Constellations mécaniques

PEYOTL

Dans les rues désertes, conduite en état d’ivresse, le voyageur explosif vient recharger sa vie de-ssence.
Pompiste céleste, la station distille ses couleurs voyantes à la gaîté forcée d’un sourire étudié, où l’éclairage impitoyable fait ressortir la pâleur et les petits défauts de l’épiderme d’une fin de soirée arrosée.
Il est 4h00, il pleut sur sa carcasse et les couleurs de la vie s’estompent sur les rivages de son visage.

OUDJAT

A la fenêtre, la silhouette de l’insomnie, seul équipage de ce vaisseau endormi, cet oiseau de nuit modelé d’acier et de
béton armé arrimé au pied de la station-service. Examiné d’une prunelle sentinelle, vitreuse et lisse, l’obscurité complice livre ses secrets dérobés aux tréfonds des abysses.

BLACK MIRROR

Entre ses doigts jaunis, une cigarette humide. Livide, les yeux mi-clos, il l’envoie valser dans le caniveau. D’un linceul vaporeux, la végétale ambroisie éthylique charrie le vertige, charmant poignard jailli de sa prison de verre, dans un ciel qui vacille.
Addictif anis, la soif naît de ta liqueur mais le buveur complice connait son vainqueur.

CHIMERE PETROLIFERE

Dans la nuit sidérale, huileuse et silencieuse, la station brille de ses néons blancs, froids, sans émotion. Point final du pipeline venant déverser son élixir dans des pistolets verts, noirs et jaune cire, pareil au sang dans l’artère du plus vaste organisme vivant ; l’Humanité perfusé…

FANTASMAGORIA

…et il ne reste plus qu’un soupçon de bienveillance dans l’attirance de la voix féminine de l’automate de la machine à carte où les vapeurs de pétrole qui te montent à la tête, soudain, te donne envie de l’embrasser sur un air d’opérette.

SUPER WASH

Cabriolet, esclave d’acier, conditionné aux programmes de lavages minutés, châssis tout mouillé et frein à main relevé, se faisant de haut en bas tout en gardant une distance de sécurité pour ne pas endommager la peinture écaillée de ta belle cylindrée, je me sens déjà hypnotisé.
Prélavage, lavage, brossage, adjuvé de mousse jusqu’à la transmission, eau chaude et haute pression, jet sur jantes rutilantes, portes, vitres et éléments plastiques, dégoudronnage puis gommage et polissage, il est vrai que je ne suis pas sage au milieu de la nuit, seul, mais assouvi.

VAISSEAU OLYMPIQUE

Plaza mayore de l’effort, arène sous halogènes, stade au cœur de croisades à l’issue pleine de mascarades, ta plastique de 100 sur 130 yards sera toujours parsemée de guimbardes hurlant au ralliement d’un « aux armes » applaudissant des athlètes magnifiés par leur gambettes grassement payées, gonflées de pétrodollards que l’on retrouve en janvier au Paris-Dakar.

BIFURCATION POUR HIER

Sous l’œil des ampoules atomiques, dans ce décor hypnotique, tout est devenu fantomatique lorsque le brasier est venu danser sur ta carcasse mécanique. L’onctuosité de la fusion, en communion avec le béton, t’a soudé à jamais, au goudron mazouté. Toi qui défiais le temps et les distances, tout autour les paysages défilaient et les heures filaient, mais te voilà désormais pétrifié, comme Héphaïsto-Médusé.

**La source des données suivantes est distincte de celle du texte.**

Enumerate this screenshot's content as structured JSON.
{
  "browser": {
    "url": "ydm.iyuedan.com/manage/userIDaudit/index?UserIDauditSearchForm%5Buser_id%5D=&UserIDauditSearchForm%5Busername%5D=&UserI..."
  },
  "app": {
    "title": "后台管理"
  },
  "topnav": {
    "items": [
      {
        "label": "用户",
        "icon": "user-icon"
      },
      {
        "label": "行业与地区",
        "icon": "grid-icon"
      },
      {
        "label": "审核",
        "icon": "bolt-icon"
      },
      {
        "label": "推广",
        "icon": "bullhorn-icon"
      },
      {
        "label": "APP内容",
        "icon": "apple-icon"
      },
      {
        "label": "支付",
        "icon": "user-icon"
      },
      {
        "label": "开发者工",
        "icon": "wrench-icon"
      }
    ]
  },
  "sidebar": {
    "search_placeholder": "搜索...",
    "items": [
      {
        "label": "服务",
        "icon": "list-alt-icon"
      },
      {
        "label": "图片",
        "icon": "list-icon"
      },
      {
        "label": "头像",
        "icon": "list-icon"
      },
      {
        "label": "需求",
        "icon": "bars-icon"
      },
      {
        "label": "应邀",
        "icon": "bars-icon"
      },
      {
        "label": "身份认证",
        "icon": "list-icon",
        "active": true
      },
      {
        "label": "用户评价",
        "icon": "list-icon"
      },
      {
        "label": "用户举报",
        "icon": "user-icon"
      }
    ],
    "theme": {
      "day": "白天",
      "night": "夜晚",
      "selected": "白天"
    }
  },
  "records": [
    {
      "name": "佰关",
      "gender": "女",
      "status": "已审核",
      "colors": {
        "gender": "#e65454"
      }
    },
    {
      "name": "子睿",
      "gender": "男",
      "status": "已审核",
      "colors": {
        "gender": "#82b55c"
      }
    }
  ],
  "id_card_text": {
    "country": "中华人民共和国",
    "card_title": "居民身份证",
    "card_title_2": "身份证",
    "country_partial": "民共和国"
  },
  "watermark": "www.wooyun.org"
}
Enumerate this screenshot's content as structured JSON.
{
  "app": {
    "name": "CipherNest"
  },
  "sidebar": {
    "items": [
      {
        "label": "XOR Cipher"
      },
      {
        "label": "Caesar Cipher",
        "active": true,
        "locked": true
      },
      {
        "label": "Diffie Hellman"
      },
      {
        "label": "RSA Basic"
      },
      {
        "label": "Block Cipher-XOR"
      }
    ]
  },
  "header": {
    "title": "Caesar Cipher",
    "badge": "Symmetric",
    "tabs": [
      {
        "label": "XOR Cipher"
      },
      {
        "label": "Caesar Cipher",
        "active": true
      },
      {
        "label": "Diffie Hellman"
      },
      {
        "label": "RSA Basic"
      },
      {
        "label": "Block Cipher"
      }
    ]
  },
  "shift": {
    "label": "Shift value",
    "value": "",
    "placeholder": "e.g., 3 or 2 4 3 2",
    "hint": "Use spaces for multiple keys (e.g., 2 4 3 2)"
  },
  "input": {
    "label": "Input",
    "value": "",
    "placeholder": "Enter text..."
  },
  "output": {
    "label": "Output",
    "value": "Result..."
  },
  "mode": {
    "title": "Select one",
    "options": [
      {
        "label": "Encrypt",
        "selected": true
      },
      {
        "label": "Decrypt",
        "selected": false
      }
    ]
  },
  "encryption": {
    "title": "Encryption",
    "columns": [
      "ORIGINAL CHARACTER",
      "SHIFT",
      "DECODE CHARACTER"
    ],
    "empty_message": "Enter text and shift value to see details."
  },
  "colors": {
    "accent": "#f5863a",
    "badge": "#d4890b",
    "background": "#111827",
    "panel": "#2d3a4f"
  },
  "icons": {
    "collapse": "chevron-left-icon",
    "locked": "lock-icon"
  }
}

TARDIS : Temps A Relativité Dimensionnelle Inter-Spatial

Dans l’obscurité, le son de ta tonalité usée, qui grésille dans le combiné, résonne des larmes et des baisers que tu as abrités dans ton refuge à secrets.
Sémaphore, calice du réconfort, opératrice filaire, à l’heure du mobile et des liaisons satellitaires, de l’électronique et de la fibre optique, te voilà délaissée, prête à rejoindre les musées dans ta robe d’acier fatiguée.
Symbole de l’ère pré-numérique, vestige des chimères consumériques, mon romantisme mystique et alchimique pour ta carcasse métallique vibre à l’intonation de ton LA majeur caractéristique sur les rives de mes souvenirs profondément magnétiques.